Greenland was also looking for a buyer of the residential and hotel components of its $1 billion Metropolis project in Los Angeles before it found a $310 million construction loan to complete the third phase.

It had spent almost US$19 billion on overseas property in a four-year buying spree that ground to halt last year with Beijing’s announcement of tightened foreign investment controls, which has prompted a number of major players to scale down their offshore investments.

CBRE this week said the restrictions on outbound investment are still the main deterrent, with the US-imposed tariffs as part of the trade war with the two major economies having had little impact on Chinese buyers purchasing assets abroad,

“Chinese Sovereign Wealth Funds are likely to remain the most active investors in overseas real estate. There may also be some isolated cases of large Chinese firms purchasing assets abroad for self-use,” CBRE said.

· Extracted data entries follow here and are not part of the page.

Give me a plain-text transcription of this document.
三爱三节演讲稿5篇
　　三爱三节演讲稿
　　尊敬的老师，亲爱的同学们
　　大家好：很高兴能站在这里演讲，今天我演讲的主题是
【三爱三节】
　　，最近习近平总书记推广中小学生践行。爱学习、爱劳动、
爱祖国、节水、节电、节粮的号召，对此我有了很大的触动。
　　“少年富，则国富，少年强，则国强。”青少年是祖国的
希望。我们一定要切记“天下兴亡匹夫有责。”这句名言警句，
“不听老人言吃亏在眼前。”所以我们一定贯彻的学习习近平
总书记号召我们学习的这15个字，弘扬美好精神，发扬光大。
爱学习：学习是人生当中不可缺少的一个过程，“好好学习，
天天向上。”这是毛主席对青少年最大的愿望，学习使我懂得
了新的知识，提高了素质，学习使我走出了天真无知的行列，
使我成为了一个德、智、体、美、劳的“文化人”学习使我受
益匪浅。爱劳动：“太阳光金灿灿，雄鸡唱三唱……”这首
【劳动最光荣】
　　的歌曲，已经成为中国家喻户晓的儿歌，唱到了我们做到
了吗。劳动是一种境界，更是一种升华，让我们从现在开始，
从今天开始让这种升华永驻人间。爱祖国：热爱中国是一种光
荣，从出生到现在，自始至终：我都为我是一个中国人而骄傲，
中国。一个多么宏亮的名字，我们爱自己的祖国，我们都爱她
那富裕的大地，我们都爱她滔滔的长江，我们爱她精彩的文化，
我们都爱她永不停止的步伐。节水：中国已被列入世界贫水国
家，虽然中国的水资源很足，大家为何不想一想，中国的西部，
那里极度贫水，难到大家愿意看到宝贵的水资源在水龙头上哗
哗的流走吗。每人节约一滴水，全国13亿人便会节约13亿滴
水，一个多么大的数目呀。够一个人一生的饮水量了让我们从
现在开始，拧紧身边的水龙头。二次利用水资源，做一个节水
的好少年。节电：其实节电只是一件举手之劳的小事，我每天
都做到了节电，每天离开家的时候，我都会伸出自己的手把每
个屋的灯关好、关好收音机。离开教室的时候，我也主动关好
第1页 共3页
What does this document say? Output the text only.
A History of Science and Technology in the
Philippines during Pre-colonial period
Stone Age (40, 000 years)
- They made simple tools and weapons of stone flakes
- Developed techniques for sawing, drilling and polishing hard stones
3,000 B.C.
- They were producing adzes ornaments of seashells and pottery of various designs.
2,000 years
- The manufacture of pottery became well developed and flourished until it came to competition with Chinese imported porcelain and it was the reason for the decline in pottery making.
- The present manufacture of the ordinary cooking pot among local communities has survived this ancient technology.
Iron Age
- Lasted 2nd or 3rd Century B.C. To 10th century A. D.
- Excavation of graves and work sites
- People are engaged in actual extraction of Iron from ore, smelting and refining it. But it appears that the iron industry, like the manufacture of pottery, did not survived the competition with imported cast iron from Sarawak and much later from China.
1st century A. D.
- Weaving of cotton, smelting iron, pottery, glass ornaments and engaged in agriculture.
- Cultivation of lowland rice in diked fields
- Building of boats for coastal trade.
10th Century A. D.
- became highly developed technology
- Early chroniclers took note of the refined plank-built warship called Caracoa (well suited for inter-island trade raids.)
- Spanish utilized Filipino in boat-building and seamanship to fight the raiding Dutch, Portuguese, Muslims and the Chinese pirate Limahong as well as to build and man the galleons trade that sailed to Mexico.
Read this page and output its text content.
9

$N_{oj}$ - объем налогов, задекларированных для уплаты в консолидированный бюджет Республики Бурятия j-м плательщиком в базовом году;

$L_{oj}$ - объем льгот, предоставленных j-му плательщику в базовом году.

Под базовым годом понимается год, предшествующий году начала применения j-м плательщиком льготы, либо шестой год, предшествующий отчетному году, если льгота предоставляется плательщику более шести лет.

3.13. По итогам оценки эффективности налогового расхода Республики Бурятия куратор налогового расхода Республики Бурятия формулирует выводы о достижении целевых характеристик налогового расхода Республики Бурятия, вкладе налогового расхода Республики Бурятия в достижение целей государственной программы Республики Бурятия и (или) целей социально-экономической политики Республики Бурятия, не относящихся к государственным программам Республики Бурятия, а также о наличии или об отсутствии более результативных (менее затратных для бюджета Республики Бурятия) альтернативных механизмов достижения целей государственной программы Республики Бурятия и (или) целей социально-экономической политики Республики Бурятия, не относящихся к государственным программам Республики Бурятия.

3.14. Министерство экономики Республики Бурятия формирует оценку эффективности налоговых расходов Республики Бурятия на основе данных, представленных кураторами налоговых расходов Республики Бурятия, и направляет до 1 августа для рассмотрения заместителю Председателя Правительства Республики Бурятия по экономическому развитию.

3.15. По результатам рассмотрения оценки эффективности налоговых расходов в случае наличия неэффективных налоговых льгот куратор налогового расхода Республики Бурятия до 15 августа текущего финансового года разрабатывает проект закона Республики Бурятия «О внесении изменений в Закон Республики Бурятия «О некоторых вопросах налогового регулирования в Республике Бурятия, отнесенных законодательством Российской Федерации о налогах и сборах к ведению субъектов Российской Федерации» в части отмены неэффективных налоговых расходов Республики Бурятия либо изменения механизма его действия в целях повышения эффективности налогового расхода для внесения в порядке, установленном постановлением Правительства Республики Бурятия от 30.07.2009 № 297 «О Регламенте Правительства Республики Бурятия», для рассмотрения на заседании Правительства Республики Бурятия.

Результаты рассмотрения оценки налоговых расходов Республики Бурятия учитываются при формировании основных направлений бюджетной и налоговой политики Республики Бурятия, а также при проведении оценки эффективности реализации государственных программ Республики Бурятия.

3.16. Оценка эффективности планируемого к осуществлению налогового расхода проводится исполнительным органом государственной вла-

Dalian Wanda began scaling back its overseas interests with the US$1.13 billion sale of its Australian projects, the Jewel One tower on the Gold Coast and One Circular Quar in Sydney, to Yuhu Group earlier this year, as well the One Nine Elms luxury hotel and residential project on the River Thames in London.

They were believed to have been shopped around as part of a US$5 billion global package that included the Gold Coast and Sydney assets, along with One Beverly Hills and Vista Tower.